The probability distributions \(\bar{n}(m)\) and \(\bar{q}(m)\) can be taken from other observations by computing the magnitude histograms of the overall population and the target sub-population (e.g. X-ray sources).

Under certain approximations and assumptions, these histograms can also be computed during the catalogue matching procedure while also being used for the weighting. One could perform the distance-based matching procedure laid out above, and compute a magnitude histogram of the secure counterparts as an approximation for \(\bar{q}(m)\) and a histogram of ruled out counterparts for \(\bar{n}(m)\). While the weights \(\bar{q}(m)/\bar{n}(m)\) may strongly influence the probabilities of the associations for a single object, the bulk of the associations will be dominated by distance-weighting. One may thus assume that the \(\bar{q}(m)\) and \(\bar{n}(m)\) are computed with and without applying the magnitude weighting are the same, which is true in practice. When differences are noticed, they will only strengthen \(\bar{q}(m)\), and the procedure may be iterated.

Implementation#

This section gives some details connecting the math above to a concrete and efficient implementation on a computer.

The implementation for matching \(n\) catalogues is a Python program called nway. The input catalogues have to be in FITS format. Information about the (shared) sky coverage has to be provided to the program as well. The program proceeds in four steps.
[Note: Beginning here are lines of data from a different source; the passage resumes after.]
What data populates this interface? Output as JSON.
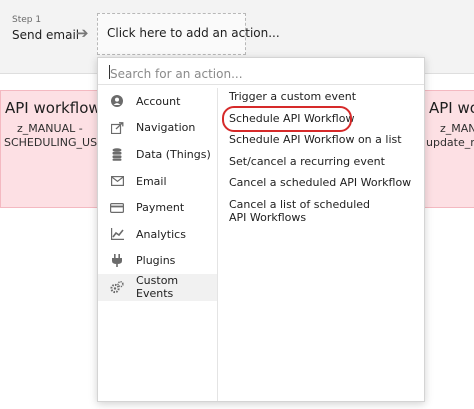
{
  "step": {
    "number": "Step 1",
    "title": "Send email"
  },
  "add_action": {
    "label": "Click here to add an action..."
  },
  "pink_left": {
    "title": "API workflow",
    "line1": "z_MANUAL -",
    "line2": "SCHEDULING_USERS"
  },
  "pink_right": {
    "title": "API wo",
    "line1": "z_MANU",
    "line2": "update_rec"
  },
  "search": {
    "placeholder": "Search for an action...",
    "value": ""
  },
  "categories": [
    {
      "label": "Account",
      "icon": "user-icon"
    },
    {
      "label": "Navigation",
      "icon": "navigation-icon"
    },
    {
      "label": "Data (Things)",
      "icon": "database-icon"
    },
    {
      "label": "Email",
      "icon": "envelope-icon"
    },
    {
      "label": "Payment",
      "icon": "credit-card-icon"
    },
    {
      "label": "Analytics",
      "icon": "bar-chart-icon"
    },
    {
      "label": "Plugins",
      "icon": "plug-icon"
    },
    {
      "label": "Custom Events",
      "icon": "gears-icon"
    }
  ],
  "active_category": "Custom Events",
  "actions": [
    "Trigger a custom event",
    "Schedule API Workflow",
    "Schedule API Workflow on a list",
    "Set/cancel a recurring event",
    "Cancel a scheduled API Workflow",
    "Cancel a list of scheduled API Workflows"
  ],
  "highlighted_action": "Schedule API Workflow",
  "colors": {
    "highlight_circle": "#d62a2a",
    "pink_panel": "#fde0e4"
  }
}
First, possible associations are found. It is unfeasible and unnecessary to consider all theoretical possibilities (complexity \(O(\prod_{i=1}^{k}N_{i})\)), so the sky is split first to cluster nearby objects. For this, a hashing procedure puts each object into HEALPix bins [GorskiHivonBanday+05]. The bin width \(w\) is chosen so that any association of distance \(w\) are improbable and negligible in practice, i.e. much larger than the largest positional error. An object with coordinates \(\phi,\,\theta\) is placed in the bin corresponding to its coordinate, but also into its neighboring bins to avoid boundary effects. This is done for each catalogue separately. Then, in each bin, the Cartesian product across catalogues (every possible combination of sources) is computed. All associations are collected across the bins and filtered to be unique. The hashing procedure adds very low effort \(O(\sum_{i=1}^{k}N_{i})\) while the Cartesian product is reduced drastically to \(O(N_{\text{bins}}\cdot\prod_{i=1}^{k}\frac{N_{i}}{N_{bins}})\). All primary objects that have no associations past this step have \(P(\text{"any real association"}|D)=0\).

The second step is the computation of posteriors using the angular distances between counterparts. The prior is also evaluated from the size of the catalogue and the effective coverage, as well as the user-supplied prior incompleteness factor. The posterior for each association based on the distances only is calculated. These posteriors have to be modified (“correcting for unrelated associations”), to consider associations unrelated to primary catalogue sources (described in the paper, Salvato et al. [SalvatoBuchnerBudavari+18], in the appendix section “Computing all possible matches”).

In the third step the magnitudes are considered, and the posteriors modified. An arbitrary number of magnitude columns in the input catalogues can be specified. It is possible to use external magnitude histograms (e.g. for sparse matching with few objects) as well as computing the histograms from the data itself (see Section [subsec:Auto-calibration]). The breaks of the histogram bins are computed adaptively based on the empirical cumulative distribution found. Because the histogram bins are usually larger than the magnitude measurement uncertainty, the latter is currently not considered. The adaptive binning creates bin edges based on the number of objects, and is thus independent of the chosen scale (magnitudes, flux). Thus the method is not limited to magnitudes, but can be used for virtually any other known object property (colours, morphology, variability, etc.).

In the final step, associations are grouped by the object from the primary catalogue (here: X-ray source catalogue). The posteriors \(p_{\mathrm{any}}\) and \(p_{i}\) are computed. For the output catalogue a cut on the posterior probability (e.g. above 80%) can be applied, and all associations with their posterior probability are written to the output fits catalogue file.